Of course, to some extent, the exercise of reimagining the spread of food at the 1621 celebration becomes a process of elimination. “You look at what an English celebration in England is at this time. What are the things on the table? You see lots of pies in the first course and in the second course, meat and fish pies. To cook a turkey in a pie was not terribly uncommon,” says Wall. “But it is like, no, the pastry isn’t there.” The colonists did not have butter and wheat flour to make crusts for pies and tarts. (That’s right: No pumpkin pie!) “That is a blank in the table, for an English eye. So what are they putting on instead? I think meat, meat and more meat,” says Wall.
Meat without potatoes, that is. White potatoes, originating in South America, and sweet potatoes, from the Caribbean, had yet to infiltrate North America. Also, there would have been no cranberry sauce. It would be another 50 years before an Englishman wrote about boiling cranberries and sugar into a “Sauce to eat with. . . .Meat.” Says Wall: “If there was beer, there were only a couple of gallons for 150 people for three days.” She thinks that to wash it all down the English and Wampanoag drank water.
All this, naturally, begs a follow-up question. So how did the Thanksgiving menu evolve into what it is today?
Wall explains that the Thanksgiving holiday, as we know it, took root in the mid-19th century. At this time, Edward Winslow’s letter, printed in a pamphlet called Mourt’s Relation, and Governor Bradford’s manuscript, titled Of Plimoth Plantation, were rediscovered and published. Boston clergyman Alexander Young printed Winslow’s letter in his Chronicles of the Pilgrim Fathers, and in the footnotes to the resurrected letter, he somewhat arbitrarily declared the feast the first Thanksgiving. (Wall and others at Plimoth Plantation prefer to call it “the harvest celebration in 1621.”) There was nostalgia for colonial times, and by the 1850s, most states and territories were celebrating Thanksgiving.

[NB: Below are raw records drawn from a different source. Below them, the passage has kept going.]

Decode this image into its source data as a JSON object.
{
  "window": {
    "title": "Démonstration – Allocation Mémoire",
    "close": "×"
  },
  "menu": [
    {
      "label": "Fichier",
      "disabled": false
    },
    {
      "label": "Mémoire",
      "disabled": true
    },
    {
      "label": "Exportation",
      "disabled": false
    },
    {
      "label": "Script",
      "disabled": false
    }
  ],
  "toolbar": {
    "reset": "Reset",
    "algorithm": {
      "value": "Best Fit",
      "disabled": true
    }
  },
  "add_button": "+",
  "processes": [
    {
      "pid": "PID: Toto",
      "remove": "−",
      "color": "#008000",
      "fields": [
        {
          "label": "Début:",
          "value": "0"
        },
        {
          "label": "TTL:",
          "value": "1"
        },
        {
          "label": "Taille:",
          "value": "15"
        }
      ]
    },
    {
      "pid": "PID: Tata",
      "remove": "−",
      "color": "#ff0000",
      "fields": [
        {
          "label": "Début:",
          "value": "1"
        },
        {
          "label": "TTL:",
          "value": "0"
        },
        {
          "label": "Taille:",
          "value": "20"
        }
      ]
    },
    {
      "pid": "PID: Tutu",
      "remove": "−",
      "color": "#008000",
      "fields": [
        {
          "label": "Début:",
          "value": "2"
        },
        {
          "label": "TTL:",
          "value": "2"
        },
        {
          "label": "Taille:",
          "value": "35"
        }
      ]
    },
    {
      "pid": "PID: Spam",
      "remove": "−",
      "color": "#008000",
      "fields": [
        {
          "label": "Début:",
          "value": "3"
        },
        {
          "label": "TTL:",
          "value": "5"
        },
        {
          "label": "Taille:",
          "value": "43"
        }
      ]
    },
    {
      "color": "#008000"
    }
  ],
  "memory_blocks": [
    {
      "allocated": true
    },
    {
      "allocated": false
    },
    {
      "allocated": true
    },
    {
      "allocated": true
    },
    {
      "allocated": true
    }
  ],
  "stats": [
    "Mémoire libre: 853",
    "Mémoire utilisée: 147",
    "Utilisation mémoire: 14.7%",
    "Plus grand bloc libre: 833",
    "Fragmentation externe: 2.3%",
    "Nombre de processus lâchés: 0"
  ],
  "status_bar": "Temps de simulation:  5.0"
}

Sarah Josepha Hale, editor of the popular women’s magazine Godey’s Lady’s Book, , a real trendsetter for running a household, was a leading voice in establishing Thanksgiving as an annual event. Beginning in 1827, Hale petitioned 13 presidents, the last of whom was Abraham Lincoln. She pitched her idea to President Lincoln as a way to unite the country in the midst of the Civil War, and, in 1863, he made Thanksgiving a national holiday.
Throughout her campaign, Hale printed Thanksgiving recipes and menus in Godey’s Lady’s Book. She also published close to a dozen cookbooks. “She is really planting this idea in the heads of lots of women that this is something they should want to do,” says Wall. “So when there finally is a national day of Thanksgiving, there is a whole body of women who are ready for it, who know what to do because she told them. A lot of the food that we think of—roast turkey with sage dressing, creamed onions, mashed turnips, even some of the mashed potato dishes, which were kind of exotic then—are there.”